Understanding his true intentions, I told him I need him to be less aggressive if he wants me to take on his advice. He told me that he would like to be heard and consulted so he doesn’t feel the need to be aggressive. I had to admit that he had a point, by me rejecting him and turning him into an adversary I’ve denied myself his valuable feedback in being prepared and becoming more confident of the steps I need to take.

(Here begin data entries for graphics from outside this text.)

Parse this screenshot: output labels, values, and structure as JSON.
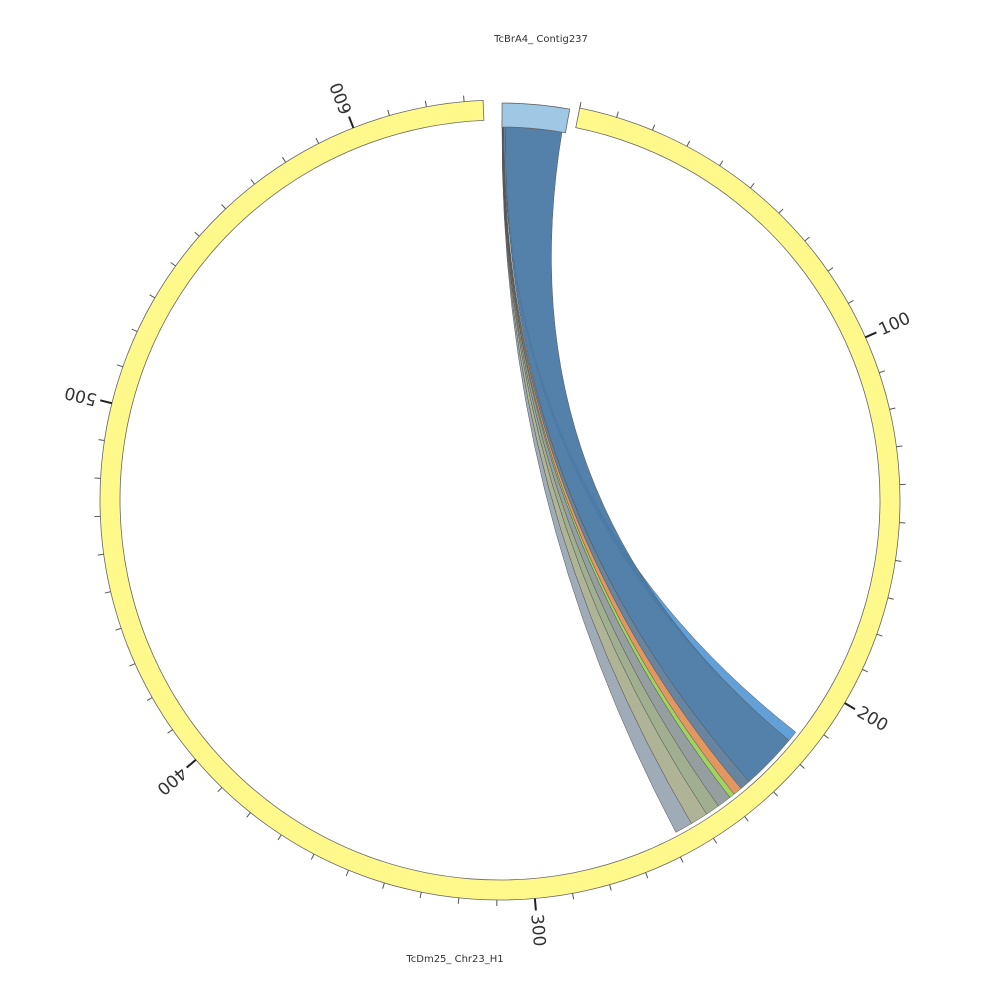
{
  "segments": [
    {
      "name": "TcBrA4_ Contig237",
      "start": 0,
      "end": 18,
      "color": "#9ec8e4"
    },
    {
      "name": "TcDm25_ Chr23_H1",
      "start": 0,
      "end": 635,
      "color": "#fff88a"
    }
  ],
  "major_ticks": [
    100,
    200,
    300,
    400,
    500,
    600
  ],
  "minor_ticks": [
    0,
    10,
    20,
    30,
    40,
    50,
    60,
    70,
    80,
    90,
    110,
    120,
    130,
    140,
    150,
    160,
    170,
    180,
    190,
    210,
    220,
    230,
    240,
    250,
    260,
    270,
    280,
    290,
    310,
    320,
    330,
    340,
    350,
    360,
    370,
    380,
    390,
    410,
    420,
    430,
    440,
    450,
    460,
    470,
    480,
    490,
    510,
    520,
    530,
    540,
    550,
    560,
    570,
    580,
    590,
    610,
    620,
    630
  ],
  "links": [
    {
      "contig": [
        0.6,
        1.0
      ],
      "chr": [
        214,
        217
      ],
      "color": "#5b9bd5"
    },
    {
      "contig": [
        1.0,
        17.0
      ],
      "chr": [
        217,
        233
      ],
      "color": "#4a7aa5"
    },
    {
      "contig": [
        0.45,
        0.6
      ],
      "chr": [
        233,
        236
      ],
      "color": "#5f7e9c"
    },
    {
      "contig": [
        0.35,
        0.45
      ],
      "chr": [
        236,
        238.5
      ],
      "color": "#e0915a"
    },
    {
      "contig": [
        0.28,
        0.35
      ],
      "chr": [
        238.5,
        240
      ],
      "color": "#9bd15a"
    },
    {
      "contig": [
        0.2,
        0.28
      ],
      "chr": [
        240,
        244
      ],
      "color": "#8f9a9a"
    },
    {
      "contig": [
        0.14,
        0.2
      ],
      "chr": [
        244,
        248
      ],
      "color": "#9aab8a"
    },
    {
      "contig": [
        0.07,
        0.14
      ],
      "chr": [
        248,
        253
      ],
      "color": "#aab08f"
    },
    {
      "contig": [
        0.0,
        0.07
      ],
      "chr": [
        253,
        258
      ],
      "color": "#9aa8b4"
    }
  ]
}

It takes courage to sit with our bogeymen, but from personal experience I can guarantee that it will be an empowering experience. It will make us more aware of who we are and what drives us, giving us the opportunity to pause and reflect on where we are going and why. In my conversation I‘ve come to realise that I need to let the editor do the editing, and wait for his feedback on where and how to edit my work. My inner critic reminded me that I’m still learning how to write books and to look at my work through the lens of it being perfect was an unrealistic expectation. Getting my manuscript ready for publication is going to take time and a lot of work, me and my inner critic look forward to the journey.